Thanksgiving as we know it was deliberately invented in the nineteenth century.
When you think of the history of Thanksgiving, you’d be hard-pressed not to picture funny Pilgrim hats and stereotyped Native Americans. These days, most of us know that the sanitized story we learned in grade school bears little resemblance to the real history of the Plymouth colony. But it might still come as a surprise to hear that, as Anne Blue Wills argues in a 2003 article in Church History, Thanksgiving as we know it was deliberately invented in the nineteenth century.
Wills traces the holiday’s traditions, the reunions of dispersed families in their childhood homes and the tables groaning under the weight of turkey and stuffing and pie, to the popular magazines that were beginning to give the nation a more unified culture in the mid-1800s. In particular, she writes that Sarah Hale, the editor of Godey’s Lady’s Book and Magazine “badgered national leaders” to formally recognize the holiday, which Abraham Lincoln did in 1863.
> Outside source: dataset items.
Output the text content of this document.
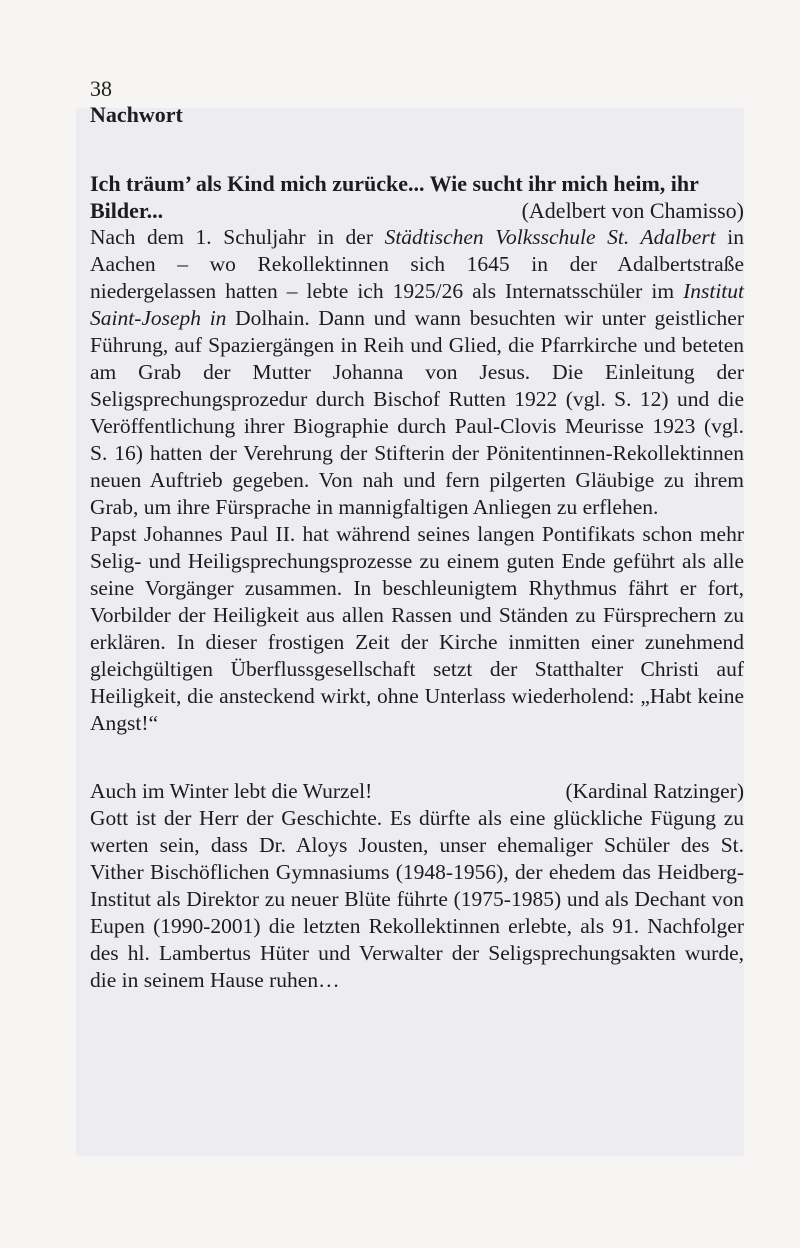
38
Nachwort
Ich träum’ als Kind mich zurücke... Wie sucht ihr mich heim, ihr
Bilder...	(Adelbert von Chamisso)

Nach dem 1. Schuljahr in der Städtischen Volksschule St. Adalbert in Aachen – wo Rekollektinnen sich 1645 in der Adalbertstraße niedergelassen hatten – lebte ich 1925/26 als Internatsschüler im Institut Saint-Joseph in Dolhain. Dann und wann besuchten wir unter geistlicher Führung, auf Spaziergängen in Reih und Glied, die Pfarrkirche und beteten am Grab der Mutter Johanna von Jesus. Die Einleitung der Seligsprechungsprozedur durch Bischof Rutten 1922 (vgl. S. 12) und die Veröffentlichung ihrer Biographie durch Paul-Clovis Meurisse 1923 (vgl. S. 16) hatten der Verehrung der Stifterin der Pönitentinnen-Rekollektinnen neuen Auftrieb gegeben. Von nah und fern pilgerten Gläubige zu ihrem Grab, um ihre Fürsprache in mannigfaltigen Anliegen zu erflehen.

Papst Johannes Paul II. hat während seines langen Pontifikats schon mehr Selig- und Heiligsprechungsprozesse zu einem guten Ende geführt als alle seine Vorgänger zusammen. In beschleunigtem Rhythmus fährt er fort, Vorbilder der Heiligkeit aus allen Rassen und Ständen zu Fürsprechern zu erklären. In dieser frostigen Zeit der Kirche inmitten einer zunehmend gleichgültigen Überflussgesellschaft setzt der Statthalter Christi auf Heiligkeit, die ansteckend wirkt, ohne Unterlass wiederholend: „Habt keine Angst!“

Auch im Winter lebt die Wurzel!	(Kardinal Ratzinger)

Gott ist der Herr der Geschichte. Es dürfte als eine glückliche Fügung zu werten sein, dass Dr. Aloys Jousten, unser ehemaliger Schüler des St. Vither Bischöflichen Gymnasiums (1948-1956), der ehedem das Heidberg-Institut als Direktor zu neuer Blüte führte (1975-1985) und als Dechant von Eupen (1990-2001) die letzten Rekollektinnen erlebte, als 91. Nachfolger des hl. Lambertus Hüter und Verwalter der Seligsprechungsakten wurde, die in seinem Hause ruhen…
While colonial celebrations of Thanksgiving revolved around religious belief, Hale’s vision of the holiday was, above all, about America’s history and place in the world. The existing patriotic holidays of Washington’s Birthday and the Fourth of July both had a military element. In contrast, Thanksgiving celebrated America’s moral power and the domestic “women’s sphere.”
“The Godey’s editor meant, therefore, for the American homemaker to manage Thanksgiving,” Wills writes. “Women’s leadership on this most American of days was essential—practically and ideologically—and Godey’s and other women’s magazines taught their readers how to prepare the feast and summon the far-flung family together to eat it.”
Another major theme of the holiday, as presented in the magazines, was the celebration of white, Protestant culture in the face of perceived threats from Jewish and Roman Catholic immigrants and freed blacks. In some magazine stories, Thanksgiving brought these “outsiders” into the dominant culture, helping them develop an appreciation for the nation’s rural, old-fashioned, humble values.
As America became more mobile and began to transform from an agricultural economy to an industrial one, Gody’s and other magazines called far-flung family members to use the developing railway system to head back home for the holiday. And as urban centers grew, Thanksgiving became a celebration of the rural life that was losing its centrality to the nation.
“In fact, the Thanksgiving way of life became, for many, a more urgent need—a brake to keep the alloyed good of ‘progress’ from spinning out of control,” Wills writes. “As this festival united U.S. citizens, set them apart from the rest of the world and fit them for a certain way of life, it also knit itself into their memories and tempered their behavior. Thanksgiving encouraged submission, not to a sovereign providence, but to the project of the nation.”